Créé en 2002 à l’initiative conjointe d’organisations professionnelles du secteur du cinéma et de l’audiovisuel, le numéro ISAN est une norme ISO : ISO 15706-1 (2002) et 15706-2 (2007).
Il est constitué de 24 caractères hexadécimaux et de deux clés de contrôle, les 16 premiers caractères identifiant l’œuvre elle-même, les 8 derniers identifiant une version particulière de cette œuvre (par exemple, version « longue » ou remaniée, version doublée ou sous-titrée, édition vidéo physique ou en ligne).
L’immatriculation ISAN est déjà utilisée par de nombreux professionnels en France et dans le monde : 9 000 producteurs de contenus audiovisuels issus de 73 pays ont immatriculé à ce jour plus d’un million de titres. Depuis le 1er janvier 2010, la fourniture d’un identifiant ISAN est par ailleurs requise en France pour les déclarations de droits effectuées auprès de la PROCIREP (droits copie privée) et de l’ANGOA (droits de retransmission).

 

Qu’est-ce que le n° ISAN ?



L’ISAN (International Standard Audiovisual Number) est un numéro unique attribué de façon permanente à une œuvre audiovisuelle quelle que soit sa nature. Le numéro ISAN reste identique :

  • quel que soit le format d’exploitation ou de distribution de l’œuvre (exploitation en salles de cinéma, DVD, vidéo à la demande, etc.)
  • quel que soit le pays dans lequel l’œuvre est exploitée – alors que le titre même de l’œuvre change d’un pays à l’autre.

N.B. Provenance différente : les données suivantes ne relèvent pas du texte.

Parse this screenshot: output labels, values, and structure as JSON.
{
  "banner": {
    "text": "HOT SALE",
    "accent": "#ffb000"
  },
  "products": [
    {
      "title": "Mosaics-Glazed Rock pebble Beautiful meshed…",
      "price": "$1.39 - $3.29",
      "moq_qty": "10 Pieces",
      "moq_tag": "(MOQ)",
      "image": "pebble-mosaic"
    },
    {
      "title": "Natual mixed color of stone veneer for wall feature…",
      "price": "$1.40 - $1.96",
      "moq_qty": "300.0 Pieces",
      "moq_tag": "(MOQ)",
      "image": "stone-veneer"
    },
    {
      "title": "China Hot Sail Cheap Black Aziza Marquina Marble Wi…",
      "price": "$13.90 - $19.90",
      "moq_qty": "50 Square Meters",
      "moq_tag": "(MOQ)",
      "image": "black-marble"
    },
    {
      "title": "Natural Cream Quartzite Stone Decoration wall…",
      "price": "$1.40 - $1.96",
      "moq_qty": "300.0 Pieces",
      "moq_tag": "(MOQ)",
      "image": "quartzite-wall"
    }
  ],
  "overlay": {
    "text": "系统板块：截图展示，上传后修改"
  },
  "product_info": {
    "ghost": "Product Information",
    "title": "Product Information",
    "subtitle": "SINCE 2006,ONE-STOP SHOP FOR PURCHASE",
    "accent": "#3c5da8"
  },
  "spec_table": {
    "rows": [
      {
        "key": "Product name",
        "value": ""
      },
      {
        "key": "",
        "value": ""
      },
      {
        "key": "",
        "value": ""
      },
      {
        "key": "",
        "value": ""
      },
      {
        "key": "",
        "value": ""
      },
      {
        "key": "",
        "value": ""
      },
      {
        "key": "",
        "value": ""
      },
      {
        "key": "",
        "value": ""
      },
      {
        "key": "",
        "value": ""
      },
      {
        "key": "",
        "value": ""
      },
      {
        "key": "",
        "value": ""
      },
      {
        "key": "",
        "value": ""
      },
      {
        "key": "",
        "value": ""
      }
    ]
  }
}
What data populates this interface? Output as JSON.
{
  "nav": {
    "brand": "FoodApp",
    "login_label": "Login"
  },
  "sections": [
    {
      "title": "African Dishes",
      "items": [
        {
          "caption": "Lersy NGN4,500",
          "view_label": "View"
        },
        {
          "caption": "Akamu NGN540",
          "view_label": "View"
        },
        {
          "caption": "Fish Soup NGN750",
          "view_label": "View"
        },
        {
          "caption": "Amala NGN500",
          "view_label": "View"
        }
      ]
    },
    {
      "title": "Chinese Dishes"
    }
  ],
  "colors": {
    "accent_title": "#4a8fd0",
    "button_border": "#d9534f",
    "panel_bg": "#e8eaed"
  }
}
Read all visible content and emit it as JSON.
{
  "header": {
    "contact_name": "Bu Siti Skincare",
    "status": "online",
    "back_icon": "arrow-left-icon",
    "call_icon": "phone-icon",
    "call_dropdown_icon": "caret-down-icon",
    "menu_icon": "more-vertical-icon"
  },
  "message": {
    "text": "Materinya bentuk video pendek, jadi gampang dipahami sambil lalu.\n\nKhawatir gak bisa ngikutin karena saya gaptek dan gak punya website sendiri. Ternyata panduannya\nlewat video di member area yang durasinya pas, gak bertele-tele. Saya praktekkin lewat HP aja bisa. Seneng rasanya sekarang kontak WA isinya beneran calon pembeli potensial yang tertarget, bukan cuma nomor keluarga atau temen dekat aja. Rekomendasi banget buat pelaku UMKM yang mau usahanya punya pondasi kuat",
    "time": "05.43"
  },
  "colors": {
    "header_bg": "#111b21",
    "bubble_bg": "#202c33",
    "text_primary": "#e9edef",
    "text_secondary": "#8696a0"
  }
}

Exemples d'oeuvres pouvant être enregistrées

  • Films (long et court métrages, documentaires,..), bandes annonces
  • Œuvres télévisuelles /programmes de télévision : (séries, feuilletons, programmes sportifs, émissions de plateau, etc.)
  • Films institutionnels, éducatifs, films publicitaires
  • Productions pour le web et le mobile
  • Diffusions et enregistrements d’événements en direct (sport, informations)
  • Œuvres interactives (jeux, programmes éducatifs, …)



ISAN (n° attribué à l’œuvre) et V-ISAN (n° attribué à une version particulière de cette œuvre par ajout d’un postfixe au n° racine ISAN déjà attribué) sont des standards issus d'une initiative conjointe d'organisations internationales d’auteurs (CISAC) et de producteurs du secteur cinématographique et audiovisuel (AGICOA & FIAPF), et gérés sous l’égide de l’Organisation internationale de normalisation ISO : il s’agit respectivement des normes ISO 15706- 1 (2002) (ISAN) et ISO 15706-2 (2007) (V-ISAN). Le caractère non lucratif et ouvert du standard est garanti par l’ISO.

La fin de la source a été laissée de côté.